Older Dogs Diabetes: Facts, Symptoms and Diagnosis (Part I)

Older Dogs Diabetes: Facts, Symptoms and Diagnosis (Part I)
Older Dogs Diabetes: Facts, Symptoms and Diagnosis (Part I)

Regardless of age, diabetes does not choose its carrier. In America alone, both children and adults are diagnosed with diabetes often. It may seem as a big surprise to some people, but pets are also susceptible to diabetes. The rate of diabetes among household pets in America has more than tripled since the 1970s. Today, at least one out of every 160 dogs are suffering from diabetes.

While some humans with varying diabetes cases are caused by diet, medicines are developed to answer these cases along with the proper diet to help treat a high or low rate of diabetes. On the other hand, older dog’s diabetes is a lifelong condition that requires pet owners to track carefully blood sugar and use daily insulin injections.

Diabetes mellitus, the medical term of the illness, occurs with the body’s inability to provide a sufficient amount of insulin for food metabolization for energy especially when the body’s cells fail to utilize properly the insulin. In human cases, the pancreas’s inability to produce enough insulin is known as the type 1 diabetes, formerly called juvenile or insulin-dependent diabetes.

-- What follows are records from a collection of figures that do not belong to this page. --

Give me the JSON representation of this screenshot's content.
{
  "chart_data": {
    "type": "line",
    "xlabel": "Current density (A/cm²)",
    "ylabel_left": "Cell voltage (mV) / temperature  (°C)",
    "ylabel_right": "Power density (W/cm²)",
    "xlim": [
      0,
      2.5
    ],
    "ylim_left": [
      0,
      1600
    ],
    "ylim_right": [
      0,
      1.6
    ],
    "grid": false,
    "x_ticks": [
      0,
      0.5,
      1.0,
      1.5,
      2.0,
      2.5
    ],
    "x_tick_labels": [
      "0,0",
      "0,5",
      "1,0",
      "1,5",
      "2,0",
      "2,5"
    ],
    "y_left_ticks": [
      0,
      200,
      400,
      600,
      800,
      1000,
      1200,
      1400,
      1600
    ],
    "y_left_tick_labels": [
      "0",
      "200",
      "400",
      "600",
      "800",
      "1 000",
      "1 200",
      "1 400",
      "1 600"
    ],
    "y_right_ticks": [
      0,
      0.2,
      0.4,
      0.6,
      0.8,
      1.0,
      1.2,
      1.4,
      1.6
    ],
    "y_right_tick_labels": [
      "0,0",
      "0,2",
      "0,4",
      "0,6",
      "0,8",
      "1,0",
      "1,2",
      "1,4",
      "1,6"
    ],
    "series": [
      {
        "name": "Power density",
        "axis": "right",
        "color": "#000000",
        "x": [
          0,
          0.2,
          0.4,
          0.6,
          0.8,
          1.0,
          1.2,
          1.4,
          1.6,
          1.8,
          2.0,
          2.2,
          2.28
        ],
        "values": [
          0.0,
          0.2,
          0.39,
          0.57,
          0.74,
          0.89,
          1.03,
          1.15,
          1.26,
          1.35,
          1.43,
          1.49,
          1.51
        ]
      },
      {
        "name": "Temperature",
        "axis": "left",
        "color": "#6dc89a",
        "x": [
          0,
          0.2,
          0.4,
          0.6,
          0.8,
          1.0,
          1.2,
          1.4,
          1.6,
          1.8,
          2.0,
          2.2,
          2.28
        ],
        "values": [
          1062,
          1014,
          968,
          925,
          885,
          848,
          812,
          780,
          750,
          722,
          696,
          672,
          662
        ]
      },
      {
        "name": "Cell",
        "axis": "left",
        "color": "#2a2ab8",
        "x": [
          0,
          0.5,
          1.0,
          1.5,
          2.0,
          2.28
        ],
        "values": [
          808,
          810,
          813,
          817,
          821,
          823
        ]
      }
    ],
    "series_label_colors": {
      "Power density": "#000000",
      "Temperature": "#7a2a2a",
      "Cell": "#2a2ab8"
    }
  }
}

Type 1 diabetes is similar to the type of diabetes that affects almost all dogs, which is also possibly acquired during pregnancy. Type 2 diabetes, formerly known as the adult onset diabetes, is linked to diet and obesity which results to insulin resistance. It is the most common form of diabetes with humans. And while dogs are known to have Type 1 diabetes, Type 2 diabetes is more commonly known to be the kind of diabetes present with cats. There is no concrete proof that dogs have this kind of diabetes.

Older Dogs Diabetes: Facts, Symptoms and Diagnosis

Classic symptoms observed in humans such as increased urination, excessive thirst and weight loss despite increased intake of food consumption. An acute onset blindness resulting from cataracts may also be a sign of diabetes. Health investigation reveals that the same symptoms occurring to humans may be a lot similar to dogs. (read more here)

Just like with humans, the diagnosis for pet dogs can be easily confirmed with simple tests that would reveal a high percentage of sugar both in the blood and urine. Other test results associated to diabetes include traces of ketones found in the urine, increased liver enzymes, an enlarged liver, low blood phosphorus levels, elevated white blood cells caused by secondary infections, increased urine specific gravity due to dehydration, hyperlipidemia – elevated cholesterol levels and/or triglycerides, and traces of protein in the urine.

Older dog’s diabetes may either be complicated or uncomplicated. In complicated cases, they are sick, not eating or vomiting. In cases like this, these dogs require medical attention especially that of hospital care. Luckily, most cases are not complicated and treatments can be done at home and with the loving hands of their owners.